Как может дальше жить человек с такими преступлениями на совести? Только опустив крепостную решетку перед ужасом, окружив его рвом, замуровав в камень. Иначе сердце не выдержит горя. Но зачем, спросит он себя, ему вообще жить? Он создает теорию Цели.
34
Когда велосипед остановился, я с него упал — читай, потерял сознание. Судя по всему, дело было именно так. Вообразите испуг в библиотеке, где приключилась со мной эта маленькая драма! Вот Корнер, вскоре после легкого завтрака, состоявшего из тоста и чая, берет с полки «Тайме», собирается сесть и вдруг падает на пол. Красный Карлик, наблюдавший за этой сценой из дверей, говорит, что я поднес ладонь ко лбу, словно чем-то озадаченный, и медленно опустился на ковер. Две дамы закричали. Из вестибюля приковыляли ближайшие сидячие — посмотреть, в чем дело. Красный Карлик бросился за доктором Коминсом, тот прибежал, выгнал из комнаты любопытных, расстегнул на мне воротник и распустил галстук, сунул под нос нюхательные соли и тем вернул меня, кашляющего, в «Эмму Лазарус».
Здесь я и обретаюсь еще, леди и джентльмены, два дня спустя. Единственное напоминание о моем «эпизоде», как выразился доктор, — маленькая наклейка на правом виске да странное настроение — пьяная смесь спокойствия и благодушной веселости. Доктор Коминс ломал голову, проверяя меня всеми известными ему способами, — и ничего не нашел. «Такие вещи, — сказал он, — конечно, бывают». Тем не менее я временно исключен из списка самостоятельно ходящих, «периодически наблюдаюсь» и мне запрещено репетировать. Комендант еще не вернулся с семинара в Вашингтоне, и доктор Коминс, естественно, не хочет рисковать. Что касается моей звездной роли в «Гамлете» — а до премьеры всего три дня! — ну, говорит он, если я не буду волноваться, если больше ничего не произойдет, тогда, он полагает, есть надежда, что я смогу выйти на сцену.

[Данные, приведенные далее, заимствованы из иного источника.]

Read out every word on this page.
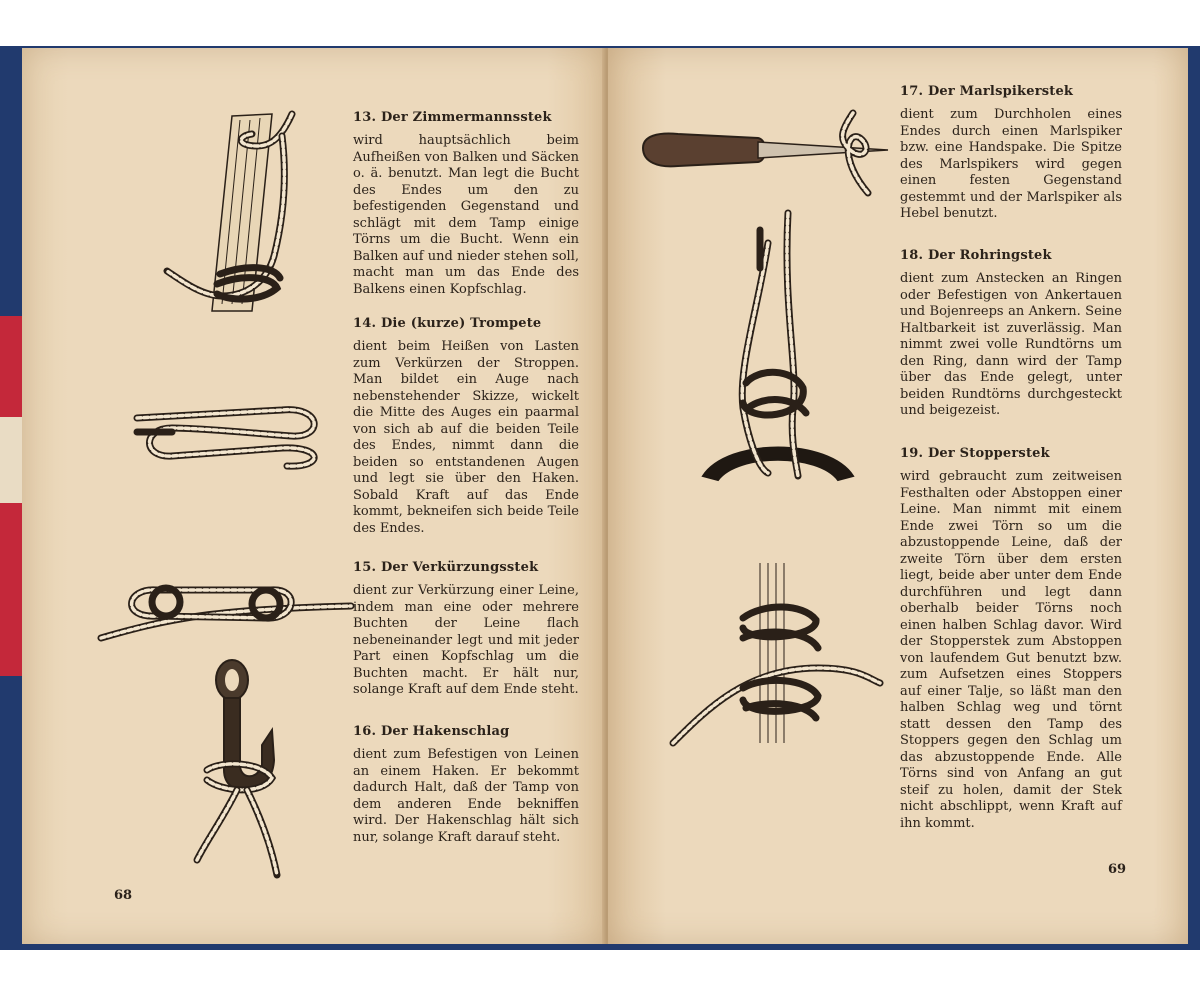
13. Der Zimmermannsstek

wird hauptsächlich beim Aufheißen von Balken und Säcken o. ä. benutzt. Man legt die Bucht des Endes um den zu befestigenden Gegenstand und schlägt mit dem Tamp einige Törns um die Bucht. Wenn ein Balken auf und nieder stehen soll, macht man um das Ende des Balkens einen Kopfschlag.

14. Die (kurze) Trompete

dient beim Heißen von Lasten zum Verkürzen der Stroppen. Man bildet ein Auge nach nebenstehender Skizze, wickelt die Mitte des Auges ein paarmal von sich ab auf die beiden Teile des Endes, nimmt dann die beiden so entstandenen Augen und legt sie über den Haken. Sobald Kraft auf das Ende kommt, bekneifen sich beide Teile des Endes.

15. Der Verkürzungsstek

dient zur Verkürzung einer Leine, indem man eine oder mehrere Buchten der Leine flach nebeneinander legt und mit jeder Part einen Kopfschlag um die Buchten macht. Er hält nur, solange Kraft auf dem Ende steht.

16. Der Hakenschlag

dient zum Befestigen von Leinen an einem Haken. Er bekommt dadurch Halt, daß der Tamp von dem anderen Ende bekniffen wird. Der Hakenschlag hält sich nur, solange Kraft darauf steht.

68

17. Der Marlspikerstek

dient zum Durchholen eines Endes durch einen Marlspiker bzw. eine Handspake. Die Spitze des Marlspikers wird gegen einen festen Gegenstand gestemmt und der Marlspiker als Hebel benutzt.

18. Der Rohringstek

dient zum Anstecken an Ringen oder Befestigen von Ankertauen und Bojenreeps an Ankern. Seine Haltbarkeit ist zuverlässig. Man nimmt zwei volle Rundtörns um den Ring, dann wird der Tamp über das Ende gelegt, unter beiden Rundtörns durchgesteckt und beigezeist.

19. Der Stopperstek

wird gebraucht zum zeitweisen Festhalten oder Abstoppen einer Leine. Man nimmt mit einem Ende zwei Törn so um die abzustoppende Leine, daß der zweite Törn über dem ersten liegt, beide aber unter dem Ende durchführen und legt dann oberhalb beider Törns noch einen halben Schlag davor. Wird der Stopperstek zum Abstoppen von laufendem Gut benutzt bzw. zum Aufsetzen eines Stoppers auf einer Talje, so läßt man den halben Schlag weg und törnt statt dessen den Tamp des Stoppers gegen den Schlag um das abzustoppende Ende. Alle Törns sind von Anfang an gut steif zu holen, damit der Stek nicht abschlippt, wenn Kraft auf ihn kommt.

69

В моем нынешнем настроении я, кажется, не способен волноваться. Первым делом я поговорил с Давидович. Труппа, конечно, знает о моем нездоровье. Все огорчены. А сама Давидович уже в трауре. С растрепанными курчавыми волосами, мокрыми и красными глазами, кутая округлости в черный халат, она открыла мне дверь так, словно перед ней разверзлась преисподняя.
— И вы тоже, — простонала она. Зубы у нее еще не были вставлены. — Сначала Адольф, потом мой милый Наум, а теперь — вы.

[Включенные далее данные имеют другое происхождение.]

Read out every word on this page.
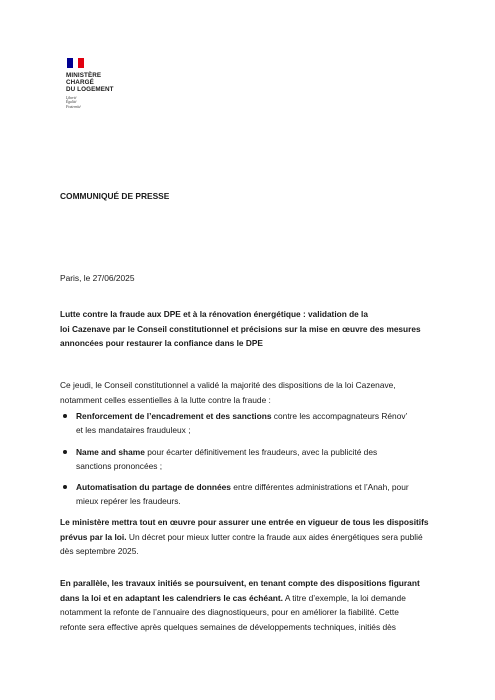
MINISTÈRE
CHARGÉ
DU LOGEMENT
Liberté
Égalité
Fraternité
COMMUNIQUÉ DE PRESSE
Paris, le 27/06/2025
Lutte contre la fraude aux DPE et à la rénovation énergétique : validation de la
loi Cazenave par le Conseil constitutionnel et précisions sur la mise en œuvre des mesures
annoncées pour restaurer la confiance dans le DPE
Ce jeudi, le Conseil constitutionnel a validé la majorité des dispositions de la loi Cazenave,
notamment celles essentielles à la lutte contre la fraude :
Renforcement de l’encadrement et des sanctions contre les accompagnateurs Rénov’
et les mandataires frauduleux ;
Name and shame pour écarter définitivement les fraudeurs, avec la publicité des
sanctions prononcées ;
Automatisation du partage de données entre différentes administrations et l’Anah, pour
mieux repérer les fraudeurs.
Le ministère mettra tout en œuvre pour assurer une entrée en vigueur de tous les dispositifs
prévus par la loi. Un décret pour mieux lutter contre la fraude aux aides énergétiques sera publié
dès septembre 2025.
En parallèle, les travaux initiés se poursuivent, en tenant compte des dispositions figurant
dans la loi et en adaptant les calendriers le cas échéant. A titre d’exemple, la loi demande
notamment la refonte de l’annuaire des diagnostiqueurs, pour en améliorer la fiabilité. Cette
refonte sera effective après quelques semaines de développements techniques, initiés dès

— Перестаньте, Тоска, без глупостей. Вот он я, вы меня видите. Я здоров как бык.
— Ангел смерти показывает на вас, а вы говорите: «без глупостей». Мне что — радоваться?
— Не хотите ли быть сорежиссером?
— Сорежиссером чего? Похорон? Это вы мне предлагаете, босс? Наум был прав, мир праху его, — на спектакле проклятье.
— Спектакль пойдет, как намечено.
— Вам разрешили ходить самостоятельно? Вы верите в чудеса?
— Я что-то не то съел — и только. Мне надо, чтобы кто-то вел репетиции, решал вопросы, возникшие в последнюю минуту, — кто-то умный и понимающий, способный взять на себя ответственность. К кому еще мне обратиться в «Эмме Лазарус», кроме вас? Но если вы не заинтересованы…
— Сорежиссером?
— Мне нужен человек, способный повести труппу, опытный, сильная личность,
— Программа уже напечатана.
— Комендант объявит со сцены: «Мы счастливы иметь сорежиссером прекрасную Тоску Давидович, нашу замечательную Офелию».
— Вы же понимаете, что дело не в этом.
— Конечно не в этом. Главное — спектакль.
К великому моему неудовольствию, Тоска меня поцеловала — мокрым, беззубым поцелуем в щеку.
— Хорошо, вы имеете сорежиссера!
— Репетируйте свою роль без меня. Кунстлер будет читать за меня— играть ему незачем. И прошу вас, Тоска, — я показал на ее черный халат, — наденьте сегодня что-нибудь веселенькое, чтобы поднять дух труппы. У вас есть чутье на такие вещи.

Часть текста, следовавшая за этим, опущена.